VITICOLTURA REGIONALE

I vini toscani stringono alleanza

a cura di Fiorina Capozzi |

I vini toscani si mettono insieme per contare di più in Italia e all’estero. Sedici consorzi di tutela hanno deciso di confluire sotto un unico cappello: l’Associazione vini toscani Dop e Igp, che rappresenta vini conosciuti come Chianti, Brunello e Nobile, ma anche etichette meno note come il  Valdarno di Sopra e Orcia. L’operazione è finalizzata a fare rete nei programmi di promozione che consentano di aumentare le vendite, accedere a nuovi mercati esteri, potenziare il marketing e la promozione sfruttando anche i contributi pubblici.

Di sicuro il superconsorzio farà quindi in futuro sentire la sua voce contando su ben 5mila aziende pari al 70% dell’intera produzione agricola toscana per un fatturato complessivo da 1,2 miliardi di cui oltrre il 70% destinato ai mercati esteri. Non è escluso pero’ che, a stretto giro, la famiglia dell’Associazione vini toscani Dop e Igp possa crescere ulteriormente annettendo vini finora rimasti fuori del consorzio e  arrivando a coprire quasi integralmente la produzione toscana. ‘La nascita dell’associazione apre grandi prospettive per il mondo del vino toscano’, ha sottolineato Giovanni Busi, presidente del consorzio del Chianti, il più importante della Toscana  con 100 milioni di bottiglie prodotte l’anno. ‘Il nuovo consorzio è la dimostrazione che anche in Toscana è possibile fare squadra’, ha aggiunto Fabrizio Bindocci (nella foto), presidente del Brunello di Montalcino e primo presidente di Avito.

Ed in effetti fare rete è un tema forte soprattutto in un momento in cui la competizione sui mercati internazionali è sempre più aggressiva e sono necessari investimenti corposi in promozione.

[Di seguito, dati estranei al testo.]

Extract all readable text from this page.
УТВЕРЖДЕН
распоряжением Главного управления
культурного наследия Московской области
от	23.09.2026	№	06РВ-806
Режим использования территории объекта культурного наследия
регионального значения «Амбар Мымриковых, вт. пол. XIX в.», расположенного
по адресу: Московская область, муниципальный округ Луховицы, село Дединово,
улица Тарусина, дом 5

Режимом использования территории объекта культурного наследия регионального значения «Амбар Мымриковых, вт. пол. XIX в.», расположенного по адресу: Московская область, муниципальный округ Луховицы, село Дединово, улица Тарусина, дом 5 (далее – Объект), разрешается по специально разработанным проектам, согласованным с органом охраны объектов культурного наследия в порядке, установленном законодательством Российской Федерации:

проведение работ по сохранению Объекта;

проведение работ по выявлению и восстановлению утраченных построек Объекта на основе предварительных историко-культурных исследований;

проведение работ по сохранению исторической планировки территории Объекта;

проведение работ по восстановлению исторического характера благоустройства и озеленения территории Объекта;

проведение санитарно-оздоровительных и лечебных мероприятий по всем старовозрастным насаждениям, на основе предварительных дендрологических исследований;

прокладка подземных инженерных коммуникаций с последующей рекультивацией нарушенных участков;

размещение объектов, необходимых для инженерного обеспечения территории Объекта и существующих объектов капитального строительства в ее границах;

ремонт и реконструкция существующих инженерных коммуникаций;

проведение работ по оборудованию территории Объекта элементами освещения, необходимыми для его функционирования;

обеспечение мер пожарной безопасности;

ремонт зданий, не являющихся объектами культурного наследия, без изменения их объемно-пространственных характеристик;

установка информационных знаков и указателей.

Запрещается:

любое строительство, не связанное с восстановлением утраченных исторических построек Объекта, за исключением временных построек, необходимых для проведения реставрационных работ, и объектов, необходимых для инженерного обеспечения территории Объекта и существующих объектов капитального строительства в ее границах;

In Francia, ad esempio, da tempo i produttori fanno rete sfruttando le grandi denominazioni con il Bordeaux e beneficiando dei ritorni di promozione fatti anche con il supporto delle istituzioni. L’auspicio è dunque che la Toscana possa porsi come un esempio da seguire in un Paese dove la frammentarietà delle produzioni e la varietà delle denominazioni non favorisce le economie di scala nel marketing e nella promozione.